I'm load testing a reporting service that will allow users to run
arbitrarily-generated facets against a large set of data (~100m new records
per day, using daily index rotation). We have a 3-node ES cluster, with
72GB ram each (half allocated to ES, half reserved for the OS and disk
cache). We're running ES 0.18.7.
I'm seeing regular out of memory errors that result in a particular node
locking up and dropping out of the cluster. Flushing the field cache or
fully restarting the node brings everything back into a good state, but I'd
rather avoid getting into this state in the first place. I tried setting
index.cache.field.type: soft in /etc/elasticsearch.yml, but this isn't
having the desired effect - is this not where one sets this? Do I need to
set it per-index using the index settings api?

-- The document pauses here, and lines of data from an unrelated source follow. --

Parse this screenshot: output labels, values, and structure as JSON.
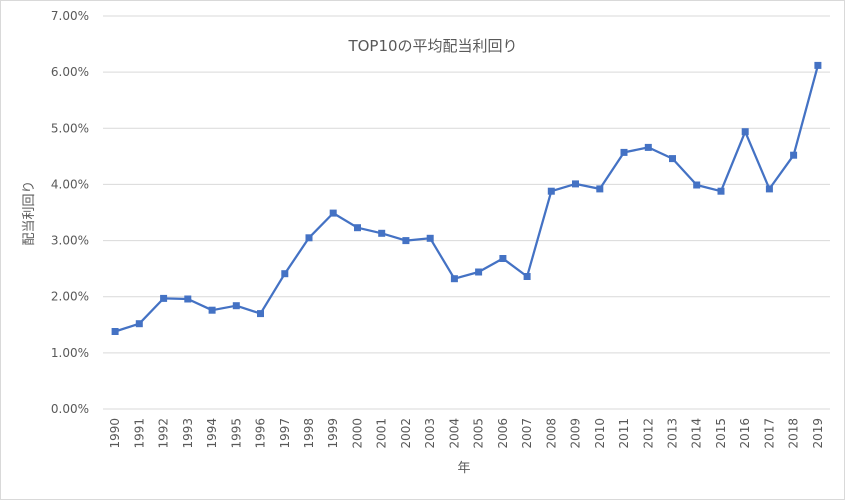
{
  "chart_data": {
    "type": "line",
    "title": "TOP10の平均配当利回り",
    "xlabel": "年",
    "ylabel": "配当利回り",
    "ylim": [
      0,
      7
    ],
    "y_ticks": [
      "0.00%",
      "1.00%",
      "2.00%",
      "3.00%",
      "4.00%",
      "5.00%",
      "6.00%",
      "7.00%"
    ],
    "grid": true,
    "legend": "none",
    "categories": [
      "1990",
      "1991",
      "1992",
      "1993",
      "1994",
      "1995",
      "1996",
      "1997",
      "1998",
      "1999",
      "2000",
      "2001",
      "2002",
      "2003",
      "2004",
      "2005",
      "2006",
      "2007",
      "2008",
      "2009",
      "2010",
      "2011",
      "2012",
      "2013",
      "2014",
      "2015",
      "2016",
      "2017",
      "2018",
      "2019"
    ],
    "series": [
      {
        "color": "#4472c4",
        "values": [
          1.38,
          1.52,
          1.97,
          1.96,
          1.76,
          1.84,
          1.7,
          2.41,
          3.05,
          3.49,
          3.23,
          3.13,
          3.0,
          3.04,
          2.32,
          2.44,
          2.68,
          2.36,
          3.88,
          4.01,
          3.92,
          4.57,
          4.66,
          4.46,
          3.99,
          3.88,
          4.94,
          3.92,
          4.52,
          6.12
        ]
      }
    ]
  }
}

I've read elsewhere that regularly evicting entries from the cache is
undesirable, but I don't see an alternative here - our data set is always
going to be too large to fit in memory, and I'm willing to accept the
performance trade-off since most of our faceted queries are relatively
unique and I'd rather be able to query slowly than worry about crashing ES
nodes by running out of memory.
I'd rather not write a cron job to flush the caches when memory usage
creeps up. It definitely sounds like there's a better way, though, and I'm
just missing something semi-obvious.